An Australian anti-vaccination blogger has received backlash after uploading photographs to social media in which she placed yellow stars on her children and wore a concentration camp inmate’s uniform.
Sarah Mills, who is popular in anti-vaccination circles, has a following of more than 100,000 followers across Instagram, TikTok and Facebook.
In one photo, which she accompanied with the words, “history is repeating itself”, the mother of three can be seen with her children posing whilst wearing the yellow star that was forced upon Jews during the Holocaust with the words “No Vax” written on them. The caption to the photo read: “As of today I may no longer enter restaurants, cafes, theatres, cinemas, concerts, museums, sporting events, pools, clothing stores or anything deemed non-essential. I live in regional [New South Wales] so we’ve been living freely for a while now, until today. Yesterday I was safe to be in public, today I am a threat.”

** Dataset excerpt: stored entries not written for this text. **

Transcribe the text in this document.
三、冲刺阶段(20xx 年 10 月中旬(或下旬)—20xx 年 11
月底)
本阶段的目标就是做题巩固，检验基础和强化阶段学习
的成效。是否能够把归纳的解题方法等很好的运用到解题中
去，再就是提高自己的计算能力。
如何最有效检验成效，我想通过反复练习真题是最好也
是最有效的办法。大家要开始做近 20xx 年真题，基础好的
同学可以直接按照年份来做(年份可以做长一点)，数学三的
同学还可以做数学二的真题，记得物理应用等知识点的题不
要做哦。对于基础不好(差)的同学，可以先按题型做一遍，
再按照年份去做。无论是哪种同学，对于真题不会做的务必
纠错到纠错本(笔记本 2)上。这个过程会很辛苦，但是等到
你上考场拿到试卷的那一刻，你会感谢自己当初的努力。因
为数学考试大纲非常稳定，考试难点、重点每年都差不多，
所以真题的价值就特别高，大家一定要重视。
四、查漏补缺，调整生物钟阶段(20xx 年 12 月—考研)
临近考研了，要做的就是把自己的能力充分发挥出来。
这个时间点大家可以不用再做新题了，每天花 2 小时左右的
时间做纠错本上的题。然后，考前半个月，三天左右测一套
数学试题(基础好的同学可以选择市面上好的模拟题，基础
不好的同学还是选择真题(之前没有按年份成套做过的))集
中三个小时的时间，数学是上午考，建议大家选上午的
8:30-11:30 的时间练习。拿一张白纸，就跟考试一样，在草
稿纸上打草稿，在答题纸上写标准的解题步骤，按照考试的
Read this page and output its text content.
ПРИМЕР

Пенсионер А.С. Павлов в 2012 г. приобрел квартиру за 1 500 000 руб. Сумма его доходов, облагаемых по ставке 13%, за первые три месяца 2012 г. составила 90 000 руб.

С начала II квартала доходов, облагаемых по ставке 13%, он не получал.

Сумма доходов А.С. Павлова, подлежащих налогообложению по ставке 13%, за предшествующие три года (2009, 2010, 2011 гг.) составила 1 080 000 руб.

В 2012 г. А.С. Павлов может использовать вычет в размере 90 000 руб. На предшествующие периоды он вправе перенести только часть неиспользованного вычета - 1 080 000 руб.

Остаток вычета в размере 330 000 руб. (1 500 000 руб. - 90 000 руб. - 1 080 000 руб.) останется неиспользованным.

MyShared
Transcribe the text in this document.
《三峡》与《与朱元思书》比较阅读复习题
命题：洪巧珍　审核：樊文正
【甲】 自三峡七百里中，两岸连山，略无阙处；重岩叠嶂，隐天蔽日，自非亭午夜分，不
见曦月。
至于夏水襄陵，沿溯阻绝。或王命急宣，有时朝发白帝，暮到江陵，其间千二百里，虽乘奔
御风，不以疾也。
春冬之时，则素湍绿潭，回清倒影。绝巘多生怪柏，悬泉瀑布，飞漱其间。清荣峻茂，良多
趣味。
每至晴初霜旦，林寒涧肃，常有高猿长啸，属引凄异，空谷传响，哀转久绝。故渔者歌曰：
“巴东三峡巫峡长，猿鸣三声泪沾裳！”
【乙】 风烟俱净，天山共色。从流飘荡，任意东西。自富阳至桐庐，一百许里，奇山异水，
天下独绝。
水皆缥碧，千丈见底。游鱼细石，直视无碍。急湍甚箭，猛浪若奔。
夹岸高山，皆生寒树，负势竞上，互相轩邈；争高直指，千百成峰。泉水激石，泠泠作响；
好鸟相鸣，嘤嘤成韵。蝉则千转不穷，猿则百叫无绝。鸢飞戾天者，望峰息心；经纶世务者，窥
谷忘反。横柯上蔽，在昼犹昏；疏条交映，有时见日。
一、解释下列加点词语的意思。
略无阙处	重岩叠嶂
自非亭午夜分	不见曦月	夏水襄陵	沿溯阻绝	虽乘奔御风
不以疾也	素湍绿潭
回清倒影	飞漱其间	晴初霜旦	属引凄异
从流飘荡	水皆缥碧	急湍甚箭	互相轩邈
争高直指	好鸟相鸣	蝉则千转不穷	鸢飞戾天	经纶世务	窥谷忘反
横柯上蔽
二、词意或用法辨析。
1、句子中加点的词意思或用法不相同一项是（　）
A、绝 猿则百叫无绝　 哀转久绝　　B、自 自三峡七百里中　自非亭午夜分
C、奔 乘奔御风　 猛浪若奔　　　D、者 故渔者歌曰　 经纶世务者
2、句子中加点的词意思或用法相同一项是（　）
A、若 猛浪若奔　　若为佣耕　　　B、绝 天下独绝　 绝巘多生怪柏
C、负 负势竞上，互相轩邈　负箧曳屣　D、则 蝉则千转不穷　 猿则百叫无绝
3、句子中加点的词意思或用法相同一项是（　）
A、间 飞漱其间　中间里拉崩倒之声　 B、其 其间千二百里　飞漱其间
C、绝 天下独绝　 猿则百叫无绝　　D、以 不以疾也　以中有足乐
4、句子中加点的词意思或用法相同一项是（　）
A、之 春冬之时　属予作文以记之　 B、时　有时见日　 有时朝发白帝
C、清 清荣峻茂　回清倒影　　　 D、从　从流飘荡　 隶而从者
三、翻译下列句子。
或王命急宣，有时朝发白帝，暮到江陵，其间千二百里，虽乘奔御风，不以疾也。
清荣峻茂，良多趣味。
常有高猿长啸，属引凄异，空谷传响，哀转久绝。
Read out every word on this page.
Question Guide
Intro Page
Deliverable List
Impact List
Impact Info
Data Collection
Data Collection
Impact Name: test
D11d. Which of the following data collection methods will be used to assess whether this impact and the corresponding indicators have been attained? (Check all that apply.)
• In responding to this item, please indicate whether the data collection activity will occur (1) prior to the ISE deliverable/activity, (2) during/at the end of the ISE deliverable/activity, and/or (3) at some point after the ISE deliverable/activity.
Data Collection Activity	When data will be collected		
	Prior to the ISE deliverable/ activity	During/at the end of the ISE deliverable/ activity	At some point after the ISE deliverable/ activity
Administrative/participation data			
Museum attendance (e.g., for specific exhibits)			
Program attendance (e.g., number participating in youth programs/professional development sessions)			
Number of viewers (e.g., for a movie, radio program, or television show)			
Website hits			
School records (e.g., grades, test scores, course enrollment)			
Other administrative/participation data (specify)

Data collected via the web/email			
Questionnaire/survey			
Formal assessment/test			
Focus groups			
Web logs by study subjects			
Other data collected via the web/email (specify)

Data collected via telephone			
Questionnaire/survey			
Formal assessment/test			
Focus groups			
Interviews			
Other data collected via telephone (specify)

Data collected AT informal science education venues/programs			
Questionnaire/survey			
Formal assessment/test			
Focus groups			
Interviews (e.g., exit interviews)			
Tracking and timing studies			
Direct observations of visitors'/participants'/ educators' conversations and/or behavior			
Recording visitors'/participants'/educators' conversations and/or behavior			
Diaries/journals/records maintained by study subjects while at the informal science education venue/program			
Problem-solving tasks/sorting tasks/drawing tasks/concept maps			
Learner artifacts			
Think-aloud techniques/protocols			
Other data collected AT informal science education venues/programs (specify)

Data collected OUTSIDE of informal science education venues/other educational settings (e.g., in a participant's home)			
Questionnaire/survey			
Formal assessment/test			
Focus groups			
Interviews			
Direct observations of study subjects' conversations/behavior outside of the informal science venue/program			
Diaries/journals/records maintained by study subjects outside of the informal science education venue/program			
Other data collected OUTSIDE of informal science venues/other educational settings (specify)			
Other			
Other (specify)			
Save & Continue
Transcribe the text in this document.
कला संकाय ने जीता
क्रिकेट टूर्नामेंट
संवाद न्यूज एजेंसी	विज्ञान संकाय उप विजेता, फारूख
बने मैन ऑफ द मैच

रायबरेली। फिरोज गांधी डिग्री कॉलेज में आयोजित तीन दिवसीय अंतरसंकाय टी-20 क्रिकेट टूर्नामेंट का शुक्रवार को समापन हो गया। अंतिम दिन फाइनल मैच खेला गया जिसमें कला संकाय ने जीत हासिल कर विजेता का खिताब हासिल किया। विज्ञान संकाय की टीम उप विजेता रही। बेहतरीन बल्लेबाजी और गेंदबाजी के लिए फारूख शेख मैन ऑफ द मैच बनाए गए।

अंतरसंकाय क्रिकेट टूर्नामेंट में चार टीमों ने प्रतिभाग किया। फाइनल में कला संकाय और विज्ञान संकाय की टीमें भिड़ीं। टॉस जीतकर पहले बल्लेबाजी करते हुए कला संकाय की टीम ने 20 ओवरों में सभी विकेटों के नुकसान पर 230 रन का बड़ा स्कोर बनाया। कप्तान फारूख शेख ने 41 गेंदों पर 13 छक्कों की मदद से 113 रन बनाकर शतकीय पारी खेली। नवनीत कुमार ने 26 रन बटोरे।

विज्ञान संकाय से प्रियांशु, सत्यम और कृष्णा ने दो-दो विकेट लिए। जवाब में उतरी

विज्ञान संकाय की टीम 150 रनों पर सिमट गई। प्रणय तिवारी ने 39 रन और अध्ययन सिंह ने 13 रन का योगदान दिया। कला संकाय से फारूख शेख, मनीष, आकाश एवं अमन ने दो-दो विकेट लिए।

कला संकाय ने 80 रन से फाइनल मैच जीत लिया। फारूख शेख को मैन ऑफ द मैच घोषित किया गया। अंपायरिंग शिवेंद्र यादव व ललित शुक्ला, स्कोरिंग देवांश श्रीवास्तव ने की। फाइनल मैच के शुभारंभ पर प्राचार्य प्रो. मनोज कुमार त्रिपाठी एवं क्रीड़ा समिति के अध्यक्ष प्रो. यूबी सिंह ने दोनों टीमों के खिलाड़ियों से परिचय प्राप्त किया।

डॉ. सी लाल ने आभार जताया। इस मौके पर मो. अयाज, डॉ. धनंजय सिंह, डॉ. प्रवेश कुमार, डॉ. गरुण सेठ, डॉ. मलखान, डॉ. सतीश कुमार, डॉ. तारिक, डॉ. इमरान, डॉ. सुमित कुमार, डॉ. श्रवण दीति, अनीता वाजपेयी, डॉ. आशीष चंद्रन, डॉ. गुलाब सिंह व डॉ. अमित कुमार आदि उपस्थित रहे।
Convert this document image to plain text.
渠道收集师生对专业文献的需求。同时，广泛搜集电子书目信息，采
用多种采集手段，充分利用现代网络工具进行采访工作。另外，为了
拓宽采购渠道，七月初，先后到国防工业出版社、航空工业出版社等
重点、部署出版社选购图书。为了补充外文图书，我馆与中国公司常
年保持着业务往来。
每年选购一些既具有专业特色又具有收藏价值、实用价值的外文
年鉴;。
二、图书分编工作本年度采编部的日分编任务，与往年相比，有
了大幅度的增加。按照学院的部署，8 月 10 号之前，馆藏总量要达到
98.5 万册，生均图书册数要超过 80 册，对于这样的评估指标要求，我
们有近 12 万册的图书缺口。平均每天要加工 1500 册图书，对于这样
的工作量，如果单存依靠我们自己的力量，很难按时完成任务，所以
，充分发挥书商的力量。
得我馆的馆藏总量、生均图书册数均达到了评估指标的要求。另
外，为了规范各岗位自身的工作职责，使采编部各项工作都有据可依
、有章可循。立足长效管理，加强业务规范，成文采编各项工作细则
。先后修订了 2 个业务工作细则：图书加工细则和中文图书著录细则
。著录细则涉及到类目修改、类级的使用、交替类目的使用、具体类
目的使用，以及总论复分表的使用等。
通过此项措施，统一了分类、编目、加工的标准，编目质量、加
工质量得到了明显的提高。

In another image captioned “Prisoner 385968 reporting for duty”, Ms Mills can be seen wearing the blue and white uniforms that prisoners in concentration camps were forced to wear with a number tag. She added: “Does anyone know where we get our full uniform? I’ve found the shirt but wasn’t sure if there’s anywhere you can get them as a set? or are we just provided them upon arrival? Sending love to my future inmates.”
In a previous post in which she referred to her perception of a division between people who chose to have the COVID-19 vaccination and those who did not, the blogger wrote: “I’m starting to learn who would have hidden Anne Frank and who would have turned her over to the Nazis.”
Ms Mills denied comparing unvaccinated people to Holocaust victims, telling Daily Mail Australia: “I am in NO way comparing the deaths of millions of people to not being allowed into Kmart, but people need to look at where that ‘them/us’ situation began.”
The inflammatory and misleading comparison has been used among anti-lockdown and anti-vaccination networks, which have become known as hotbeds of antisemitic conspiracy theories and tropes.
In August, antisemitic protest signs have prompted hate speech and incitement of violence investigations in France. Earlier this year, organisers of an anti-vaccine demonstration in the city of Avignon were described as “brainless” for using the Nazi yellow star in their protest. Joseph Szwarc, a Holocaust survivor, spoke out against these use of the yellow star, saying: “You can’t imagine how much that upset me. This comparison is hateful. We must all rise up against this ignominy.” With tears in his eyes, Mr Szwarc added: “I wore the star, I know what that is, I still have it in my flesh. It is everyone’s duty to not allow this outrageous, antisemitic, racist wave to pass over us.”